Every year Indonesia celebrates its farmers on the 24 of September. With its fertile soil and sunshine for most of the year, Indonesia has the perfect combination to grow and produce food. It is no surprise that most of its citizens are farmers, and have been for a very long time. Let’s get to know more about the story behind this momentous day and how September 24 became the national farmers’ day.
Farmers day is celebrated to commemorate the history of the struggle faced by farmers and its freedom from suffering. The date was taken from the date of the issuance of the Basic Agrarian Law (UUPA) in 1960. Since then, that day became a milestone in the nation’s history in the importance of farmers and land ownership rights, as well as the sustainability of the agrarian future in Indonesia. It also highlights the country’s concern regarding the lives of its people, especially the welfare of its farmers.
The issuance of the law is a struggle in itself, started three years after Indonesia’s declaration of independence. The newly formed government was struggling to remove remnants of the colonizer law on land ownership. That is until the government successfully took over foreign land into the hands of the local farmers with a series of settlements to avoid any rising conflicts.
Then in 1959, the law was drafted by the Gotong Royong People’s Representative Council (DPR-GR) led by Zainudin Arifin. At the DPR-GR session on September 12, 1960, the then Minister of Agrarian Affairs, Mr. Sardjarwo, in his introductory speech stated
“…perjuangan perombakan hukum agraria nasional berjalan erat dengan sejarah perjuangan bangsa Indonesia untuk melepaskan diri dari cengkraman, pengaruh, dan sisa-sisa penjajahan, khususnya perjuangan rakyat tani untuk membebaskan diri dari kekangan-kekangan sistem feodal atas tanah dan pemerasan kaum modal asing.”
Translated as “…the struggle for reform of the national agrarian law goes hand in hand with the history of the struggle of the Indonesian people to escape from the grip, influence, and remnants of colonialism. In particular, the struggle of farmers to free themselves from the feudal control over land and the exploitation of foreign capital.”
Finally, on September 24 1960 the bill was approved by the DPR as UU No 5 of 1960 concerning Basic Regulations on Agrarian Principles. The Basic Agrarian Law (UUPA) became the starting point for the birth of the new land law to replace the colonial agrarian law.
The principle of the UUPA is to place land for the welfare of the people. It regulates control restriction of land, equal opportunity for every citizen to obtain land rights, recognition of customary law, and stating that foreign citizens do not have property rights. With that, the law tries to ensure that local farmers have control of their land and its management.
So this September, let’s remember that the food that we consume daily comes from the hard work of our local farmers and celebrate the amazing work that they do. Let’s also remember as a younger generation the importance of maintaining farming culture in Indonesia. As reported from Tempo.co, the Agency for Agricultural Extension and Human Resources Development (BPPSDMP) of the Ministry of Agriculture noted that the number of farmers between the ages of 20-39 is only 2.7 million. That number represents 8% of the total number of farmers in Indonesia. The rests are colonial farmers or farmers that have aged. This could mean that as the younger generation gets less and less interested in farming as a profession, then Indonesia might lose its ability to produce food in the future.

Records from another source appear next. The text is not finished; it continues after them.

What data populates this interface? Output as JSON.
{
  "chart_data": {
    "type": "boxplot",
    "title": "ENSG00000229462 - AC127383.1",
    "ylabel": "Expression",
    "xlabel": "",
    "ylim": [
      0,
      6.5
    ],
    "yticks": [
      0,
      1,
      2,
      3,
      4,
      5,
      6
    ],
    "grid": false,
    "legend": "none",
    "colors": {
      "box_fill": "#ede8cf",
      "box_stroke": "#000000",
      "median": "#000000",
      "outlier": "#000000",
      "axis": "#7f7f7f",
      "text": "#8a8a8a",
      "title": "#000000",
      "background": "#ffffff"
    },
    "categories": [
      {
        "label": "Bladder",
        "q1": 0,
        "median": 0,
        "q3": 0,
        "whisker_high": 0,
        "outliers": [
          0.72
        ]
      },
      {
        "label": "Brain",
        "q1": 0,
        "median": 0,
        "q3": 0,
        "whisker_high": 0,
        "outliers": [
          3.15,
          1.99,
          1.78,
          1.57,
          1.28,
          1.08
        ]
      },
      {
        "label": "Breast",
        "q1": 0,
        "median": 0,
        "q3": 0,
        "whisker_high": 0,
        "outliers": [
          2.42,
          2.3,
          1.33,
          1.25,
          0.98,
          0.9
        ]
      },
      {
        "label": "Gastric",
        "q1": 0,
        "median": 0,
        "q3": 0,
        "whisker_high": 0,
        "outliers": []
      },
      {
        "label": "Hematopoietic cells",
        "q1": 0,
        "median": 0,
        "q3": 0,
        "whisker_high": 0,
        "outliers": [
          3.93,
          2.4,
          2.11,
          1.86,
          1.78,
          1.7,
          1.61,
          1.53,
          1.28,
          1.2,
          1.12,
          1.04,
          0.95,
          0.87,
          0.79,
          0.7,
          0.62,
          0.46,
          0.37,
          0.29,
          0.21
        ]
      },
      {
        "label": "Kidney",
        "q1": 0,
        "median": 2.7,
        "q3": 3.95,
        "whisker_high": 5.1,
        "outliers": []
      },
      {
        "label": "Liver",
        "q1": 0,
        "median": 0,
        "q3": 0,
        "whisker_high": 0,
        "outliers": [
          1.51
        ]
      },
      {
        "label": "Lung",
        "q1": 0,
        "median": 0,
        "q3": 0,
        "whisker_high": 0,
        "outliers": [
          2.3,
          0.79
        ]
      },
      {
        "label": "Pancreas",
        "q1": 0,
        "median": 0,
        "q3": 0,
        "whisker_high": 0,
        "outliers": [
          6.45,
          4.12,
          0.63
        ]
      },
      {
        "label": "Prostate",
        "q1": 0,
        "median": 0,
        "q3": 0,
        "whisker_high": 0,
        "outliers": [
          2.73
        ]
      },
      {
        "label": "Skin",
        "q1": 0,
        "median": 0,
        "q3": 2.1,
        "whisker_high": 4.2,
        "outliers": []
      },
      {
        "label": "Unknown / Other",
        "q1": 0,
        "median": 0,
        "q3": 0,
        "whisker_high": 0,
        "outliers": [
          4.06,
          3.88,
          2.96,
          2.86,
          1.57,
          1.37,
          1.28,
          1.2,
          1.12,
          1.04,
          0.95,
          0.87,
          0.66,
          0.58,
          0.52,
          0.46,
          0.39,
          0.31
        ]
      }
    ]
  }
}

But it doesn’t have to be that way. A group of young farmers in Semarang is setting an example on what land management, a green thumb, and digital knowledge could do.
Success of a Group of millennial farmers in Semarang
This group of young farmers is called Tani Citra Muda. Its members consist of 30 people aged 19 to 38 years old and have successfully cultivated 70 types of organic vegetables. Led by Sofyan Adi Cahyono, this group of farmers in Semarang, Central Java started their business 12 years ago.
As reported from Kompas TV, Sofyan explains that they manage their land into organic farming after the continuous rising of the price of fertilizer and pesticide. He noted that before turning into organic farming, sometimes the harvest from conventional farming with fertilizer and pesticide does not meet their expectation. Organically grown vegetables are known to be grown without or fewer chemicals involved resulting in healthier produce with higher nutrient content. With organic farming, Sofyan said that the method is more environmentally friendly and resulting in higher demand.
These young farmers utilize online marketing and digital technology to sell their various organic vegetables products. A step that differentiates them from other farmers. This way they can penetrate a wider market and consumer. They receive demand for their organically grown produce from other regions in Java from Surabaya, Sidoarjo, Jakarta even to South Kalimantan.
The demand for their produce keeps increasing especially during the pandemic when more and more people are shifting to a healthier lifestyle by trying to consume more fruits and vegetables. To keep up with the demand, Tani Citra Muda works together with around 400 fruit and vegetable farmers. They can sell 15 tons of produce per month, an increase from before the pandemic of 4-5 tons per month. From that increase in sales, they now can have an income of 300 million per month.